One night she called the law on him for no goddamn reason, or so it seemed at the time. It was a Friday night in late May, the beginning of the Memorial Day weekend. He and Barb had gone out drinking, then stumbled back to her place to fuck. Immediately afterward they began fighting, their usual pattern. If they were not fucking or fighting, they had just fucked and were about to fight, or had just fought and were about to fuck.
That night, like most nights, the fight/fuck cycle began anew.
Their argument was heated, but they’d had a dozen worse ones. When Victor put his hands on her it wasn’t to hurt her, he explained to the town cop. Barb was a hellcat. He was only protecting himself.
The cop refused to see his logic. Victor was led away in handcuffs. Due to the holiday, district court would be closed until Tuesday morning. He spent four nights in the county lockup for no goddamn reason, or so it seemed at the time. While he was locked up, Barb went to see a doctor in Pittsburgh. He hadn’t even known she was pregnant on the day she killed his child.
He wouldn’t know it to this day if not for her sister, who’d driven her to the appointment. When the sister told him this, Victor knew immediately that it was true. The timing convinced him: when Barb called the cops on him, she’d already made the appointment in Pittsburgh. She’d deliberately goaded him into an argument, then had him locked up to get him out of the way.

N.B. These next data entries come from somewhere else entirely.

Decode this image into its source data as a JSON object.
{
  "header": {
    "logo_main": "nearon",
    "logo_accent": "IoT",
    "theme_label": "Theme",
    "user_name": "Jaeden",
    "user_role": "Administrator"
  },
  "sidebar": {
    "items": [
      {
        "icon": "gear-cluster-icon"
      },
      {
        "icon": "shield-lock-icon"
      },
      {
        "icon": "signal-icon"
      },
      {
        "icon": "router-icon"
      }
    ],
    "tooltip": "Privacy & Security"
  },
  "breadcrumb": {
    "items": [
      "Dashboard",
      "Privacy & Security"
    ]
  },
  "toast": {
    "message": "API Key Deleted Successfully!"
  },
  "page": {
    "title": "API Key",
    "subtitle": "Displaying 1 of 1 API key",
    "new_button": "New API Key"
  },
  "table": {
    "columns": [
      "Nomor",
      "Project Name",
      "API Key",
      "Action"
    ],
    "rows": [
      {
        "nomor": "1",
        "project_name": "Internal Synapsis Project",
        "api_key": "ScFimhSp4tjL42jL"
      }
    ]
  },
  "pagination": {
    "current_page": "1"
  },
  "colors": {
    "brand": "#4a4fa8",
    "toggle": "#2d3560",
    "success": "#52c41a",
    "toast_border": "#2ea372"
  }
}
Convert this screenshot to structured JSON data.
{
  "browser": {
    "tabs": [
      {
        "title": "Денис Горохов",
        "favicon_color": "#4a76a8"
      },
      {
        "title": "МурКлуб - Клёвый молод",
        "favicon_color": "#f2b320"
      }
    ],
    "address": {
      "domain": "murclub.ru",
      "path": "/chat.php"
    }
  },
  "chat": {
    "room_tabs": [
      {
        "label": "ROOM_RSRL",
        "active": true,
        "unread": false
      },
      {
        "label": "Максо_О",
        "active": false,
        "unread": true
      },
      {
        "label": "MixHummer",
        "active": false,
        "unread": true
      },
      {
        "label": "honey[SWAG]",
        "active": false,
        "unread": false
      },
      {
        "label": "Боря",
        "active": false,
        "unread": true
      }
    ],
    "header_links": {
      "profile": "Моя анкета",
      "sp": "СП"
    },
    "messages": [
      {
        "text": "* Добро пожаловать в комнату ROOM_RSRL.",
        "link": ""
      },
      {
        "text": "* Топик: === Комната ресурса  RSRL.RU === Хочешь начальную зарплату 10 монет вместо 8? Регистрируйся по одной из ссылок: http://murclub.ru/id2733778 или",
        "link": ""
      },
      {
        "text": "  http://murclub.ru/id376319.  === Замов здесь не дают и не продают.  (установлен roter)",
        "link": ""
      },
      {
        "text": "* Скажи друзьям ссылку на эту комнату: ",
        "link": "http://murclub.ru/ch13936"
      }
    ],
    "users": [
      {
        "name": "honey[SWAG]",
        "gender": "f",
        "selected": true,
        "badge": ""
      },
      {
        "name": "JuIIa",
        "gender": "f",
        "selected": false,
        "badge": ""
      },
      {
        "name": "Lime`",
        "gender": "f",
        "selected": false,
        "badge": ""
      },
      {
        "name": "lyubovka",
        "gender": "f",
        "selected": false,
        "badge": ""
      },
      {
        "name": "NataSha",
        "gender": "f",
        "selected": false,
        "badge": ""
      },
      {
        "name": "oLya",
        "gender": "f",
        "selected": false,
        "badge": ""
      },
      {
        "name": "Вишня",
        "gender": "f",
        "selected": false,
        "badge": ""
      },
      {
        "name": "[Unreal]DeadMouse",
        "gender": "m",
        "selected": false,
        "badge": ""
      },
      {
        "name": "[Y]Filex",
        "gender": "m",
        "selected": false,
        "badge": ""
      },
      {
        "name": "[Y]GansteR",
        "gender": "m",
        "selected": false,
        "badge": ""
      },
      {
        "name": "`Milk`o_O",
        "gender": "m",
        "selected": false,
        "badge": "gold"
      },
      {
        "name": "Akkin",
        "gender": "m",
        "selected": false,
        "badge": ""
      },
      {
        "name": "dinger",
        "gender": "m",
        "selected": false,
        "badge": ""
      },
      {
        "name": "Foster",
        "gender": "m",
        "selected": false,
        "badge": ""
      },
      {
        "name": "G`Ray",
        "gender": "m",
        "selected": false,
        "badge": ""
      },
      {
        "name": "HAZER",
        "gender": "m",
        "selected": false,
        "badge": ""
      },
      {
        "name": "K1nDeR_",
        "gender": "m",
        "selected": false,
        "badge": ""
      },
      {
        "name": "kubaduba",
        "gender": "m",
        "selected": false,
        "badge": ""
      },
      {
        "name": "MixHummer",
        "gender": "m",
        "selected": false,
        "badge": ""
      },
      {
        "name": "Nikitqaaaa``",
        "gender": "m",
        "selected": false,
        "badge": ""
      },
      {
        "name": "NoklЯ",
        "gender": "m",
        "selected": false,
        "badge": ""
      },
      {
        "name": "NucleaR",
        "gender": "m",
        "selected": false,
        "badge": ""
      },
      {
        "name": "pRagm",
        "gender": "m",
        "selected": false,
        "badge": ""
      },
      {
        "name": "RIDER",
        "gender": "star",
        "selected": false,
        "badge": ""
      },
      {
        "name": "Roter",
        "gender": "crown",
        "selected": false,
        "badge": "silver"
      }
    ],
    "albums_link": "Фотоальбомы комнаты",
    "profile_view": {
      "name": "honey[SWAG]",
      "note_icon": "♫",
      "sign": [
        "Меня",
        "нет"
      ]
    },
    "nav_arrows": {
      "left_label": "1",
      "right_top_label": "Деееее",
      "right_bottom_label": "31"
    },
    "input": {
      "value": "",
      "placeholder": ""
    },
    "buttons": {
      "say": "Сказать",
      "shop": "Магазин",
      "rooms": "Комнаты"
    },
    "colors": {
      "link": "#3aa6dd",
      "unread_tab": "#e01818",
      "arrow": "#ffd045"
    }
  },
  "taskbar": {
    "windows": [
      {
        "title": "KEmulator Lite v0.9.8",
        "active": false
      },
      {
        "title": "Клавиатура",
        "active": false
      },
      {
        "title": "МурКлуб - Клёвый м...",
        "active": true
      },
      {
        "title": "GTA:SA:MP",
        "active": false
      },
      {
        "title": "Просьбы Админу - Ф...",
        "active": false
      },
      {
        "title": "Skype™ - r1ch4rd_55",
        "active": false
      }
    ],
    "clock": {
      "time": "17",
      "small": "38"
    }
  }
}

When Barb came out of the Commercial that night, he was waiting for her in the parking lot. How could you do it? What did that baby ever do to you?
To his astonishment she did not cry, did not apologize.
Oh, Victor. She sounded weary and amused, as though he were a child talking nonsense. What else was I going to do?
It wasn’t the reaction he expected. There was no sorrow in her, no shame at what she had done.
(If she had come to him, if she had touched him. I’m sorry, Victor. Forgive me, Victor. If she had shed a single tear.)
I would have married you, he said.
She said, Who’d marry a crazy motherfucker like you?
It was very late, the parking lot deserted. It would have been laughably easy, it would have been the most natural thing in the world, to kill her with his bare hands. For all her fire, she was a skinny little thing. It would have taken him two minutes, his hands around her throat.